The deadlock was much closer to being broken than many of us realised

Sometimes this was down to someone falling ill or a mistake made by an IRA member, but most of the time this was the result of a tip-off from a source, or information from an electronic eavesdropping device. According to senior IRA man Brendan Hughes, parts of his organisation were by this stage able to move “very, very little”, as he put it. “I think that’s what the technology did and what the intelligence services were able to do. I think they were able to effectively stop the IRA and contain it.”

The British also ran agents inside or close to Sinn Féin. There was an understanding amongst some MI5 officers, one that can be traced back to the early 1980s, that if there was to be a negotiated settlement then Sinn Féin needed to become a more respectable and powerful political force. That meant winning a larger share of the vote. When Willie Carlin, one of these agents inside Sinn Féin, told his handler about the party’s plans to steal votes in a forthcoming election, the response from his handler was, “Whatever it takes, Willie, whatever it takes.” Rather than alert the police, Carlin’s handler turned a blind eye. In the election that followed, Sinn Féin performed better than expected.

What was the impact of all this undercover work? This small army of agents and their handlers, as well as their support staff and those working in surveillance, appear to have helped change two things. They played a role in bringing parts of the IRA to a standstill, and they accelerated Sinn Féin’s transformation into a respectable political force, one that Unionists might be willing to negotiate with. Without these two developments, it’s hard to imagine peace talks taking place.

Which brings us back to the Belfast Agreement. Tony Blair deserves huge credit for coming away with a deal, and so do the leaders of the different political parties for deciding, in the words of Clinton, “to take a flying leap into the unknown against their better judgement”. But by the time they came together, the deadlock was much closer to being broken than many of us realised.
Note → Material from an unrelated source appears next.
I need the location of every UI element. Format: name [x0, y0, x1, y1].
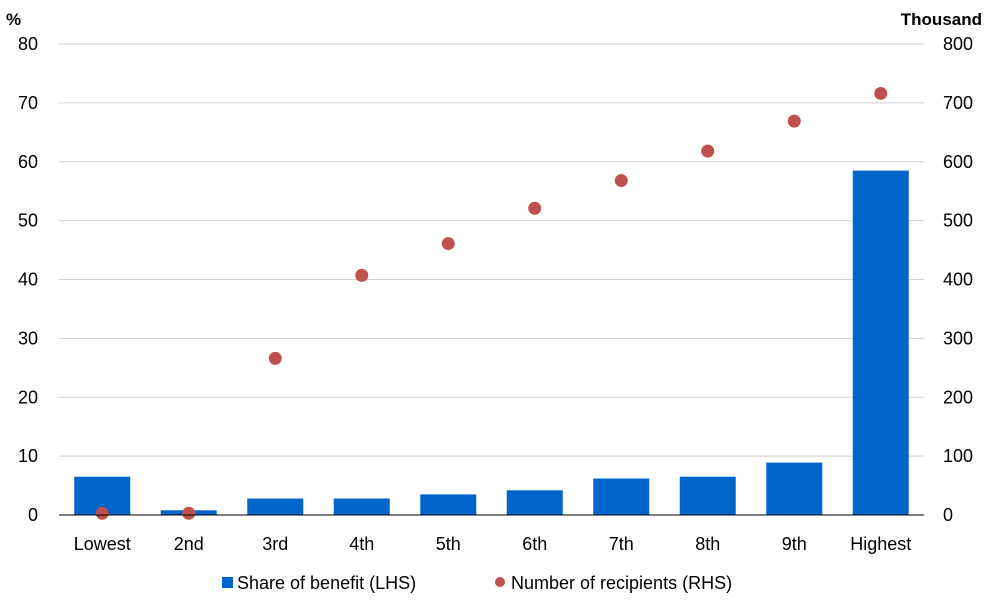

Intelligence work appears to have played a critical part in this.

Espionage even influenced the negotiations themselves. After the agreement was signed, it emerged that the British had been tapping the phoneline used by Martin McGuinness, Sinn Féin’s chief negotiator, during the talks. One of the drivers assigned to him and Gerry Adams — Roy “The Rat” McShane — was an MI5 agent. Although we don’t know the particulars of the intelligence gleaned from these sources, it would have enhanced the British government’s understanding of what everyone else was thinking, and that made a deal easier to close.

Most conflicts are resolved by soldiers, not spies. Armed disputes usually turn on questions of manpower, weaponry, motivation, supplies and tactics — not who has the best undercover agents. But the resolution of the Troubles was different, and, as we’re beginning to learn, the peace that began with the Belfast Agreement owed a surprising amount to intelligence work.